- First appearance: "Longshot"
- Last appearance: "Cause and Effect"
- Portrayed by: Aya Sumika

In-universe information
- Gender: Female
- Occupation: FBI Special Agent

= Liz Warner =

Liz Warner is a fictional character in the CBS crime drama Numb3rs, played by Aya Sumika. A former girlfriend of FBI Special Agent Don Eppes, she has since become a part of Don's team.

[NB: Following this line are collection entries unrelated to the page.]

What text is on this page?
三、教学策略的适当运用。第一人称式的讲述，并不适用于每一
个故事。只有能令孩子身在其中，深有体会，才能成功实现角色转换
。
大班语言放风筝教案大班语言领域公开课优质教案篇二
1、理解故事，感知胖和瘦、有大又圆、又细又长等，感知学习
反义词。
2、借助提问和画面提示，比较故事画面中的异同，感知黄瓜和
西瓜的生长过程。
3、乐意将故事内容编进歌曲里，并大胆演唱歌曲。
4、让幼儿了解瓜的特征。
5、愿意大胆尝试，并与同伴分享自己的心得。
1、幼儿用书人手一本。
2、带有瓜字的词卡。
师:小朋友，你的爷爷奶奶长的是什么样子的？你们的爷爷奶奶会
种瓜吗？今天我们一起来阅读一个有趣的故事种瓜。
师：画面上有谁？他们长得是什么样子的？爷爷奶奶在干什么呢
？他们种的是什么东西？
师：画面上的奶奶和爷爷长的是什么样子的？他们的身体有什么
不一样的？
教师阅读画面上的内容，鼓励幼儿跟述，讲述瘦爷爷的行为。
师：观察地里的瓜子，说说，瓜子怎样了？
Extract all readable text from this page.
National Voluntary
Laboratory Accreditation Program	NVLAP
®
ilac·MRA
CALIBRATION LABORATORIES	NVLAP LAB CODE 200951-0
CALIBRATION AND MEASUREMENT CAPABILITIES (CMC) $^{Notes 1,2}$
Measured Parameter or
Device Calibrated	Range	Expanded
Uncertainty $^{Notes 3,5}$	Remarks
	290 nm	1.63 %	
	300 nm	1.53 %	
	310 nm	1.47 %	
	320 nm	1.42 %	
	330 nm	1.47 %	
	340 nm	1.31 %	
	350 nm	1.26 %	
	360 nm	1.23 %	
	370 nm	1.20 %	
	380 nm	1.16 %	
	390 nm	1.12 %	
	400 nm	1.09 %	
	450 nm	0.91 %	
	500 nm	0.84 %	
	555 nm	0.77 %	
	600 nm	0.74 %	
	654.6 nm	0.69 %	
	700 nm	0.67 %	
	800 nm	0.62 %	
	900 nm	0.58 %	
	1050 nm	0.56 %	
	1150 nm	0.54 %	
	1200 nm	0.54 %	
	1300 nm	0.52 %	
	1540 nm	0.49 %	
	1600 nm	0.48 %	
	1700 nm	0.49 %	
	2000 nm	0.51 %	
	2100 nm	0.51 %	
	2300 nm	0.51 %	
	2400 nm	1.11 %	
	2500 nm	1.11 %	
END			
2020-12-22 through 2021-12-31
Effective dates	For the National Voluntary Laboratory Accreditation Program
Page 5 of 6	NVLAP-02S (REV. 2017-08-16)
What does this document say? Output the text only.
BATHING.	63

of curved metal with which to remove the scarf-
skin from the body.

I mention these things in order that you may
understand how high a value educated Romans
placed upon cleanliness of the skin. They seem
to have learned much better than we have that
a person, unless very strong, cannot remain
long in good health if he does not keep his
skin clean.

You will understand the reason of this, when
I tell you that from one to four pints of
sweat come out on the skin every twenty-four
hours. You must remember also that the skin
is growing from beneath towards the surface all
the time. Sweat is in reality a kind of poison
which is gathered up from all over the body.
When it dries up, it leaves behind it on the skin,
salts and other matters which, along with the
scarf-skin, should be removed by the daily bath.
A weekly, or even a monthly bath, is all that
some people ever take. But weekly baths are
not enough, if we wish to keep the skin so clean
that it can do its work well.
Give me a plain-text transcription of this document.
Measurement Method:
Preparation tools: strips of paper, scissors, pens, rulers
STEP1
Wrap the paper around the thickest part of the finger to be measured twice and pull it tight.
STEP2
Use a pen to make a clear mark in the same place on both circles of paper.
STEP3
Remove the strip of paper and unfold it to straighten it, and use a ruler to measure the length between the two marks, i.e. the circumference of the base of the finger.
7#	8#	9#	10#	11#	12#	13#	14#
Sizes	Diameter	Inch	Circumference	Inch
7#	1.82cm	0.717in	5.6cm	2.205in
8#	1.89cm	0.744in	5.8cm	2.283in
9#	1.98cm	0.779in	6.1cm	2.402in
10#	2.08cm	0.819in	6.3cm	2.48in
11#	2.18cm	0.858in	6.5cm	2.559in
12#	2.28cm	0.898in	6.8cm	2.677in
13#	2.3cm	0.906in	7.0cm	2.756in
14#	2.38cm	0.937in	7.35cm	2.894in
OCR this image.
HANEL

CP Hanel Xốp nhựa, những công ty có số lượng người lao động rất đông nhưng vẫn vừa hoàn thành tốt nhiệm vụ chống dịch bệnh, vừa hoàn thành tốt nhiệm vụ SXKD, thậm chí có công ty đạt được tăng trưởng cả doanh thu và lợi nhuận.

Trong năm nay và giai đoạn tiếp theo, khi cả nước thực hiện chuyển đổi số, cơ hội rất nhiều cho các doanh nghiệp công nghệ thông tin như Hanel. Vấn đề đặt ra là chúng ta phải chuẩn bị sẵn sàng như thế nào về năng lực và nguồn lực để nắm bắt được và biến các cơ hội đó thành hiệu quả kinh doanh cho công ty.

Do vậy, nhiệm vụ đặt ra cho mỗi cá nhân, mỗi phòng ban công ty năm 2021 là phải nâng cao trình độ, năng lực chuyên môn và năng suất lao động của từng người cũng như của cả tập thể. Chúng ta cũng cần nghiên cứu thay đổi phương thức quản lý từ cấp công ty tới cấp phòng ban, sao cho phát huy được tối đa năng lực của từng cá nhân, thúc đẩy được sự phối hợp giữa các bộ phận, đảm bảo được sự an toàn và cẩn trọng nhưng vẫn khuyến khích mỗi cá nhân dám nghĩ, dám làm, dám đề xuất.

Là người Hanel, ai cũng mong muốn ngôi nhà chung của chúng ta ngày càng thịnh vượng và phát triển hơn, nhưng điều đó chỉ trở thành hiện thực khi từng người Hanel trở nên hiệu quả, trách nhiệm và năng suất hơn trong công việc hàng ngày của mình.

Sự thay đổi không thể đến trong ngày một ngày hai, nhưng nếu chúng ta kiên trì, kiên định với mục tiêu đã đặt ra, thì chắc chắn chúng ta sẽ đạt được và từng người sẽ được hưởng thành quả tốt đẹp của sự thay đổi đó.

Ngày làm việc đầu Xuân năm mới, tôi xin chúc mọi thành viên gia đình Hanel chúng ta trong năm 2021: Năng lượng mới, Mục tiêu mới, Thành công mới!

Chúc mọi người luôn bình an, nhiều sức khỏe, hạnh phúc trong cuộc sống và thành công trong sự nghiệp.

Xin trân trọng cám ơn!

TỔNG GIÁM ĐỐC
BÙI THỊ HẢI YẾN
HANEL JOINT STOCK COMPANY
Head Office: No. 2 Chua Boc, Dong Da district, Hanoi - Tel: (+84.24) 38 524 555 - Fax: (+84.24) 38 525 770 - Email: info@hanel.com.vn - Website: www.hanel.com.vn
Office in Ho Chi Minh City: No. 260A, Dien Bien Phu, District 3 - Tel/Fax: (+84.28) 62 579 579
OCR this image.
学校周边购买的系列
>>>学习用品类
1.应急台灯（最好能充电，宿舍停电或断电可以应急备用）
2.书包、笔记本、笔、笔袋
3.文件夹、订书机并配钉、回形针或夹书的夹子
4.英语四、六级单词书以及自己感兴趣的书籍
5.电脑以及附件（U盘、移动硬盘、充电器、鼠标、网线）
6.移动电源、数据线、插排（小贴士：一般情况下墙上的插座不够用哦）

==Evolution over the series==
Liz is a special agent at the FBI Organized Crime Division and the former love interest of Don Eppes. They met when Don was her tactical training instructor at the FBI Academy in Quantico, Virginia. According to Don, she was very wild while in Quantico.
In the episode "In Security", it appeared as though Don and Liz broke up due to Don's trust issues. Liz and Don ended their relationship in the episode "Tabu". Liz later told Don that their relationship had run its course and he had stuck with it until it was over. Liz has since returned to the series as a regular cast member.

==Characterization==
Liz is a tough woman who wants to achieve or exceed the men's standards.

==Creation==
Since series regular Diane Farr was pregnant and expected to be on maternity leave, the producers and writers wanted to maintain a feminine perspective on the FBI team. They also wanted to explore some of Don's commitment issues. They decided to create Liz Warner to satisfy both desires. To prepare for her role, Sumika spent time at a firing range. Sumika was already familiar with shooting a gun before her role on Numb3rs; she used one in her first TV series several years before. For season five, Sumika was added as a regular cast member.